Id. at 1076. Thus, even if Lyft riders received a copy of the same historical geolocation data maintained by Lyft, or if Lyft drivers retained a copy of the data they send to Lyft through the Lyft App, Plaintiff would need to allege facts demonstrating that those copies were not temporary. Plaintiff fails to do so; instead, the SAC alleges that only one record of Plaintiff's geolocation data ever existed and that record was maintained by Lyft alone.

At oral argument on September 20, 2018, Plaintiff argued that subsection (B) of the Stored Communications Act covers data stored by a corporation that is simultaneously held by different departments within the corporation (i.e., if data is located on a computer in the engineering department and also located on a computer in the legal department, then such storage constitutes storage "for the purpose of backup protection" under the Act). Plaintiff cited Theofel in support of this proposition, however, nothing in the Theofel court's holding suggests such an all-encompassing reading of the scope of "back up protection" under subsection (B). By Plaintiff's reading, all data stored by a corporation in more than one location would fall under the Stored Communications Act, regardless of the purpose of its storage. Plaintiff's view is clearly refuted by the plain text of subsection (B), which covers only storage "for the purpose of backup protection." 18 U.S.C. § 2510(17)(B) (emphasis added).

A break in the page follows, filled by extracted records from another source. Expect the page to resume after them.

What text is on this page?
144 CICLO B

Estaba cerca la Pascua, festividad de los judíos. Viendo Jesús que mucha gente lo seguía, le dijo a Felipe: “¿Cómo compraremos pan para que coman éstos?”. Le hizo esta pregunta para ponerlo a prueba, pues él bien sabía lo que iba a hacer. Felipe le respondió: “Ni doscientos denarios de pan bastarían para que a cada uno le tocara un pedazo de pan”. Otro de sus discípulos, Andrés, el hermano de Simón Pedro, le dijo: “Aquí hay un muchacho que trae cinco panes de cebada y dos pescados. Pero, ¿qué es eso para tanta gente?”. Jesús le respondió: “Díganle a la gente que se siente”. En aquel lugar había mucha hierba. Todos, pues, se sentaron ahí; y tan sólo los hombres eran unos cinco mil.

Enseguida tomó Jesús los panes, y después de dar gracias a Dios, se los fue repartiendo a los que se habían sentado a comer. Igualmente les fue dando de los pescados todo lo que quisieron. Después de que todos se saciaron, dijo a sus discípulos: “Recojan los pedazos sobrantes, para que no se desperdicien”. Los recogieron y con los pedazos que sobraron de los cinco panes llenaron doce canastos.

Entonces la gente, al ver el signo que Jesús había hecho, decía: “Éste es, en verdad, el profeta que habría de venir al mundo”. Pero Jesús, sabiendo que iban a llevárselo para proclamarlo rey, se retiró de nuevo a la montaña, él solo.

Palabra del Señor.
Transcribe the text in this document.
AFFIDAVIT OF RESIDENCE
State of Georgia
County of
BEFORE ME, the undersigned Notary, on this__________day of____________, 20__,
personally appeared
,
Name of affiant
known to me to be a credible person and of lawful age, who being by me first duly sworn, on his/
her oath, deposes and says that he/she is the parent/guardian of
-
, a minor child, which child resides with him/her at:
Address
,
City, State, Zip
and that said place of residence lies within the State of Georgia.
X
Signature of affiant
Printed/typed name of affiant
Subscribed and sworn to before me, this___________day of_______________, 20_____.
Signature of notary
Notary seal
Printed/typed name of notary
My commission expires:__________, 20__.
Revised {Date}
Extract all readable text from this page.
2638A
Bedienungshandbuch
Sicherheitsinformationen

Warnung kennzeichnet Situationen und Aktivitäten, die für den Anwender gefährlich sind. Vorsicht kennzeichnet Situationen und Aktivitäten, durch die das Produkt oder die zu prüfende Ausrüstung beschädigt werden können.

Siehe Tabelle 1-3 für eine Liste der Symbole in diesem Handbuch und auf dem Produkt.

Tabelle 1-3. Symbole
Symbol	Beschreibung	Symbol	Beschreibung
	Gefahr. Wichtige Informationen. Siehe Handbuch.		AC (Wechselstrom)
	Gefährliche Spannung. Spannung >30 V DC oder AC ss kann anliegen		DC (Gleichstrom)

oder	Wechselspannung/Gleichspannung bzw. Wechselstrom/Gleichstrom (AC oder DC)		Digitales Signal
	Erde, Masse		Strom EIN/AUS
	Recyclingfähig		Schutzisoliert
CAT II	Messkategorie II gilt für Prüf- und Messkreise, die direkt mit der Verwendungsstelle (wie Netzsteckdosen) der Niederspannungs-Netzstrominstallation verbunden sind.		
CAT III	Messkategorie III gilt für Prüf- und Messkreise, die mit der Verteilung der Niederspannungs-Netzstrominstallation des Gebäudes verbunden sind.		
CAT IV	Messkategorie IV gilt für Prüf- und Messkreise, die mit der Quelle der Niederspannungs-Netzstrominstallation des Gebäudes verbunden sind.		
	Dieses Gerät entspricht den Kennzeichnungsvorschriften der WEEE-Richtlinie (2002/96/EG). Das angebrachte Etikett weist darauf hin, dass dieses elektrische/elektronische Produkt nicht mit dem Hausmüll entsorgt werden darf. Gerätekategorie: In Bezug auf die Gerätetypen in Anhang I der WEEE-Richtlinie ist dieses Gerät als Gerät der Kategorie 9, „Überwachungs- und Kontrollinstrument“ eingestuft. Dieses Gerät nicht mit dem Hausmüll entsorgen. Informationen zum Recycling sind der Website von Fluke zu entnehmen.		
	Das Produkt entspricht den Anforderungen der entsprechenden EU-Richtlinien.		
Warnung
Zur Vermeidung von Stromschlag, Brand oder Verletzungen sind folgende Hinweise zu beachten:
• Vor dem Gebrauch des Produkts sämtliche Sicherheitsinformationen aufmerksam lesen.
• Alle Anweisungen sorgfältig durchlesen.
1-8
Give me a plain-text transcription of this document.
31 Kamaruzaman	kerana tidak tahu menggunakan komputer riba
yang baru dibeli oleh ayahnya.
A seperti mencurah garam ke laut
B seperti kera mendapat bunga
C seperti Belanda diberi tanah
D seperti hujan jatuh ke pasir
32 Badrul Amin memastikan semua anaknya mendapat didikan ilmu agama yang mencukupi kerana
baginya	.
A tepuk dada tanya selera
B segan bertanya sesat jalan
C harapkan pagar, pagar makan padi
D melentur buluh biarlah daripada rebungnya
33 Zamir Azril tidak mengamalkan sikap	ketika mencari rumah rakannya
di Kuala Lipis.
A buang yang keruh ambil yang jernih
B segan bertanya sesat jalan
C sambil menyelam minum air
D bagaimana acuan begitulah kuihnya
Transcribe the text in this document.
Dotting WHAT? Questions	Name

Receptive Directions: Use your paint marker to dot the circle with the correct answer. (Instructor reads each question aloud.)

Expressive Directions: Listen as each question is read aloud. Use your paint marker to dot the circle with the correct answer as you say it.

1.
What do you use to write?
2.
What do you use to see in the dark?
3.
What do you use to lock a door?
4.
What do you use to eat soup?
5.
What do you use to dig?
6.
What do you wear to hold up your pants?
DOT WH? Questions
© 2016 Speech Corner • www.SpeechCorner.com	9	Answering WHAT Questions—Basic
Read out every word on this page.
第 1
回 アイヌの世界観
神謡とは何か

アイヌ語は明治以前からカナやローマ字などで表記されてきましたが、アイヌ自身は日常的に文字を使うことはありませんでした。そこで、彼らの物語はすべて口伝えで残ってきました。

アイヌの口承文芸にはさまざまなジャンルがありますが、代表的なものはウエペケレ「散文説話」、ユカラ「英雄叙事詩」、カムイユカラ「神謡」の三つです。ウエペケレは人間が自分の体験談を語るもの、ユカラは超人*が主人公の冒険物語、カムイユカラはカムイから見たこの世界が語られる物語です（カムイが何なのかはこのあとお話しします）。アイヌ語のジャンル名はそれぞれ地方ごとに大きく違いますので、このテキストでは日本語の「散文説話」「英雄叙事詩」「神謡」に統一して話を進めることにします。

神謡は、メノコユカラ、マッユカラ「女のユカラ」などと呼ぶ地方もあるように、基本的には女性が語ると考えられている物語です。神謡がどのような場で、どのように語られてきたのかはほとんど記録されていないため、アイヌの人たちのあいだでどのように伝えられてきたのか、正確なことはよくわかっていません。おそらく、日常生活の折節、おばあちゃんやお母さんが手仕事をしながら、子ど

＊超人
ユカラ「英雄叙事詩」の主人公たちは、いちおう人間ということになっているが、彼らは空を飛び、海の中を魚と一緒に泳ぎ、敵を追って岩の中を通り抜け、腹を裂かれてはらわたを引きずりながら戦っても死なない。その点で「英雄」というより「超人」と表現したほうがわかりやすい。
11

Accordingly, the Court grants Uber's motion to dismiss Plaintiff's Stored Communications Act claim with prejudice. Leave to amend would be futile given the allegations to date regarding Lyft's storage of historical geolocation data and the real-time data allegedly obtained by Uber.

II. State Claims

The SAC asserts that the Court has supplemental jurisdiction over Plaintiff's state law claims based on Plaintiff's Stored Communications Act claim, pursuant to 28 U.S.C. § 1367. (Dkt. No. 58 at ¶ 19.) Upon dismissal of the Stored Communications Act claim—the lone federal claim—the Court declines to exercise supplemental jurisdiction over the remaining state law claims, which were all brought on behalf of the California subclass. See United Mine Workers v. Gibbs, 383 U.S. 715, 726 (1966) ("Certainly, if the federal claims are dismissed before trial, even though not insubstantial in a jurisdictional sense, the state claims should be dismissed as well.").

CONCLUSION

For the reasons set forth above, the Court GRANTS Uber's motion to dismiss the Stored Communications Act claim with prejudice; amendment as to that claim would be futile. The Court declines to exercise supplemental jurisdiction over the state law claims, and dismisses those claims without prejudice.

IT IS SO ORDERED.

FootNotes


1. Both parties have consented to the jurisdiction of a magistrate judge pursuant to 28 U.S.C. § 636(c). (Dkt. Nos. 10 & 15.)
2. Record citations are to material in the Electronic Case File ("ECF"); pinpoint citations are to the ECF-generated page numbers at the top of the documents.